One who performs the duties of an attorney even if he is not licensed to practice, can be held criminally liable.
First, this is a kind of usurpation which is punishable in the Philippines under the Revised Penal Code.
He can be held liable for "Usurpation of authority of official functions", under Article 177 of the criminal code.
This provision punishes a person who perofrms any act "pertaining to any person in authority or public office of the Philippine government ....or any agency thereof, under the pretense of official position, and without being lawfully entitiled to do so."
Lawyers,at least in the Philippines, are "officers of the court", hence public officers of the Philippine government or its agency.
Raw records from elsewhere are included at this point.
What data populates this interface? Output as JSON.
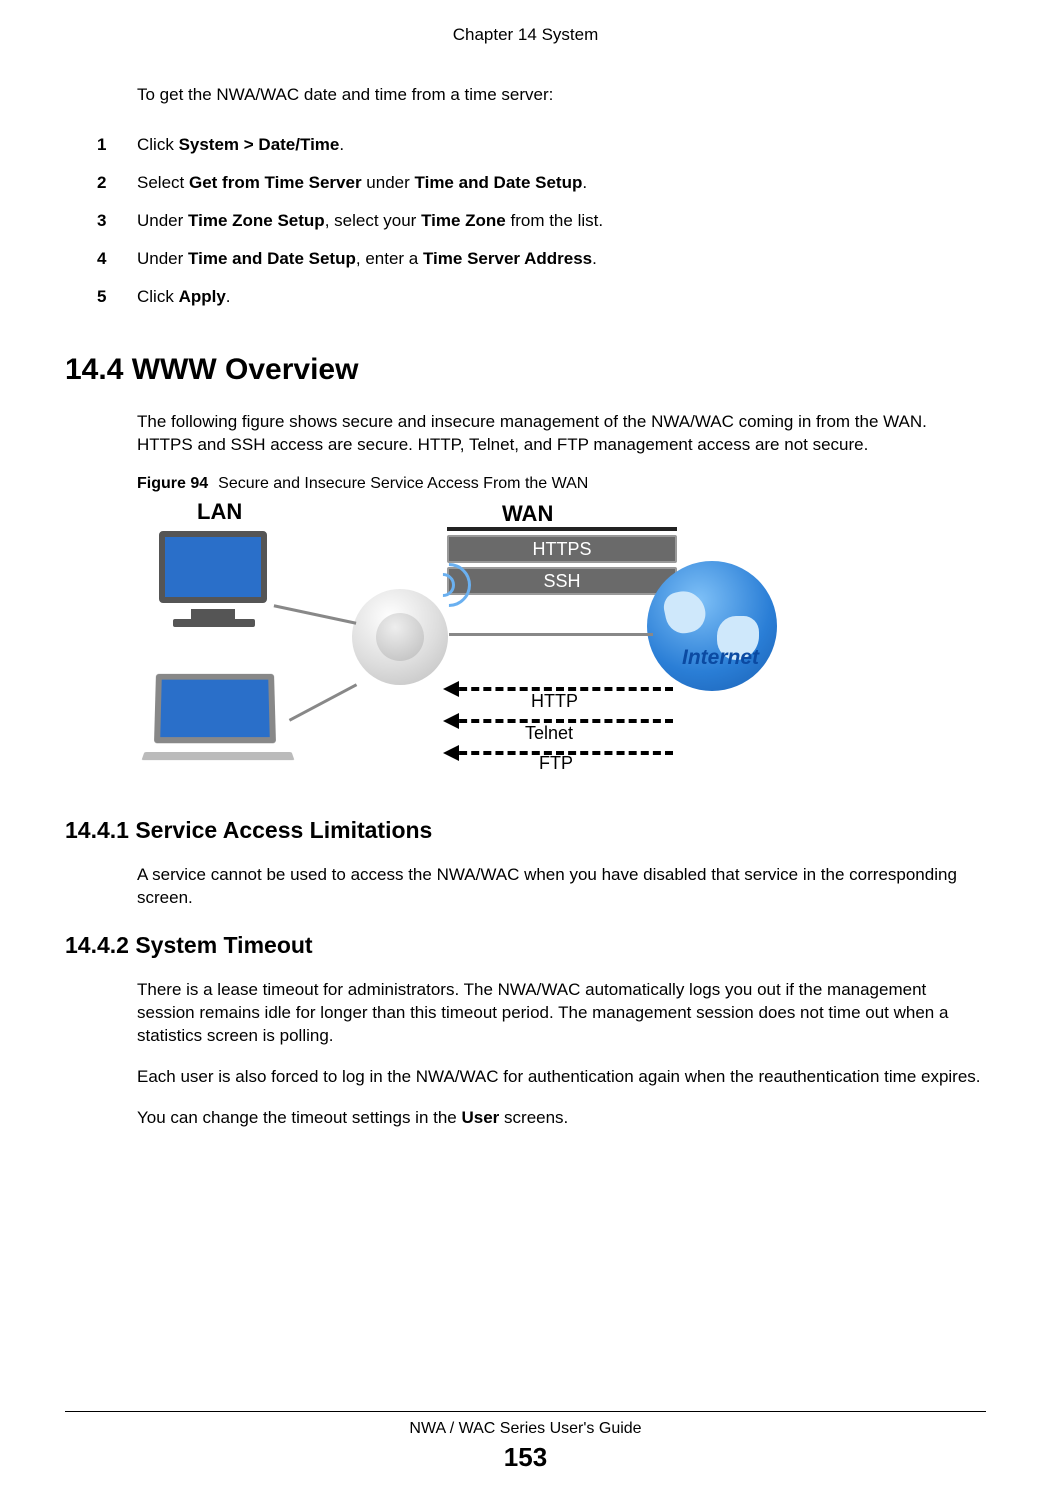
{
  "header": {
    "chapter": "Chapter 14 System"
  },
  "intro": "To get the NWA/WAC date and time from a time server:",
  "steps": [
    {
      "num": "1",
      "pre": "Click ",
      "b1": "System > Date/Time",
      "post": "."
    },
    {
      "num": "2",
      "pre": "Select ",
      "b1": "Get from Time Server",
      "mid": " under ",
      "b2": "Time and Date Setup",
      "post": "."
    },
    {
      "num": "3",
      "pre": "Under ",
      "b1": "Time Zone Setup",
      "mid": ", select your ",
      "b2": "Time Zone",
      "post": " from the list."
    },
    {
      "num": "4",
      "pre": "Under ",
      "b1": "Time and Date Setup",
      "mid": ", enter a ",
      "b2": "Time Server Address",
      "post": "."
    },
    {
      "num": "5",
      "pre": "Click ",
      "b1": "Apply",
      "post": "."
    }
  ],
  "s14_4": {
    "heading": "14.4  WWW Overview",
    "para": "The following figure shows secure and insecure management of the NWA/WAC coming in from the WAN. HTTPS and SSH access are secure. HTTP, Telnet, and FTP management access are not secure.",
    "figure": {
      "label": "Figure 94",
      "caption": "Secure and Insecure Service Access From the WAN",
      "lan": "LAN",
      "wan": "WAN",
      "https": "HTTPS",
      "ssh": "SSH",
      "internet": "Internet",
      "http": "HTTP",
      "telnet": "Telnet",
      "ftp": "FTP"
    }
  },
  "s14_4_1": {
    "heading": "14.4.1  Service Access Limitations",
    "para": "A service cannot be used to access the NWA/WAC when you have disabled that service in the corresponding screen."
  },
  "s14_4_2": {
    "heading": "14.4.2  System Timeout",
    "p1": "There is a lease timeout for administrators. The NWA/WAC automatically logs you out if the management session remains idle for longer than this timeout period. The management session does not time out when a statistics screen is polling.",
    "p2": "Each user is also forced to log in the NWA/WAC for authentication again when the reauthentication time expires.",
    "p3_pre": "You can change the timeout settings in the ",
    "p3_b": "User",
    "p3_post": " screens."
  },
  "footer": {
    "title": "NWA / WAC Series User's Guide",
    "page": "153"
  }
}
In the case of a fake lawyer, who executes an affidavit---a sworn statement---he can be held, in addition, for perjury.
Perjury is also punishable under Article 183 of the Revised Penal Code of the Philippines.
Perjury punishes a person who executes in an affidavit upon a material matter, a willful and deliberate assertion of a falsehood, made before a competent officer authorized to receive or administer oath, which affidavit is required by law.
So a fake lawyer could be facing two criminal offenses.
My client, who was charged by this fake lawyer can initiate this criminal charge.
As a matter of litigation strategy, this would be a counter-move to "break down" the opponent.
However, the judicial autorities cannot act by itself (motu proprio) against this fake lawyer, because he is not under supervision of the Supreme Court, simply because he is not a lawyer.
Once I get that certification from the Supreme Court, this fake lawyer will be in hot waters.